1. Achten Sie auf eine ausgewogene, Vitamin-D-reiche Ernährung!
    Bei einer Autoimmunerkrankung ist der gesamte Organismus einer erheblichen Belastung ausgesetzt. Speziell hier ist es wichtig, den Körper durch eine ausgewogene, leichte Kost zu unterstützen. Zudem mehren sich Hinweise, dass ausreichend Vitamin D mithelfen kann, die Aktivität einer Kollagenose zu bremsen.
  2. Schlafen Sie ausreichend!
    Schlaf hilft, Stress zu verringern. Stress durch Schlafmangel wäre für das Immunsystem, das bei einer Kollagenose ohnehin schon falsch funktioniert, eine weitere Belastung. Zudem fühlen sich Kollagenose-Patienten ohnehin häufig erschöpft, weshalb man sich ausreichend Zeit nehmen sollte, die Energiespeicher wieder aufzufüllen.
  3. Halten Sie die vorgeschriebene Therapie und die regelmäßigen Kontrolltermine unbedingt ein!

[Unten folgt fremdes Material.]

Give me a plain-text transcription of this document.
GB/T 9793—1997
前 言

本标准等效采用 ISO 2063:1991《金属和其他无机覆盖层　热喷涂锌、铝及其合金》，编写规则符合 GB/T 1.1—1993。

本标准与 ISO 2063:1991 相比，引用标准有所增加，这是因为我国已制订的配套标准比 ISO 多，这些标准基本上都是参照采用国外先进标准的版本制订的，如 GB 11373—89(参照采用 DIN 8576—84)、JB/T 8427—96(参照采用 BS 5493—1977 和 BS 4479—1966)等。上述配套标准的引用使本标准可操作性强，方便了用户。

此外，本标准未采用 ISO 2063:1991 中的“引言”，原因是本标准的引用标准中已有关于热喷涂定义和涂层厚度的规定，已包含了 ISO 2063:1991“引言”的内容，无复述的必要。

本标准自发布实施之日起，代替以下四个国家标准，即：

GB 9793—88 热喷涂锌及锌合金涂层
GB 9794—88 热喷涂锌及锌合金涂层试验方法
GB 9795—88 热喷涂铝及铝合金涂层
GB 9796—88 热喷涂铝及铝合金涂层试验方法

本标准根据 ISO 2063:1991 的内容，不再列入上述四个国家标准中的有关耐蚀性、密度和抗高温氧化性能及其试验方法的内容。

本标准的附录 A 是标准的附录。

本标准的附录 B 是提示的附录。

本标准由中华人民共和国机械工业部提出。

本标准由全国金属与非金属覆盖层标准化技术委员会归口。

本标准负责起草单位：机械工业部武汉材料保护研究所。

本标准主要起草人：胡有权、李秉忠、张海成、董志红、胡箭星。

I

    Eine Kollagenose ist eine chronische Erkrankung mit wechselndem Verlauf. Umso wichtiger ist es, dass die Wirkspiegel der Therapien konstant hoch gehalten werden. Schübe einer Kollagenose können für einen Laien unmerklich beginnen. Aus diesem Grund sind regelmäßige Kontrollen bei Ihrem Arzt so wichtig!
  4. Rauchen vermeiden!
    Es ist mittlerweile zweifelsfrei erwiesen, dass sich Rauchen negativ auf die Erkrankung auswirkt. Dies hat unter anderem damit zu tun, dass Rauchen den pH-Wert in Teilen der Zelle verändert und so wichtige Medikamente nicht mehr optimal wirken können.
  5. Verwenden Sie Sonnencremen mit Lichtschutzfaktor 50, und tragen Sie einen Hut!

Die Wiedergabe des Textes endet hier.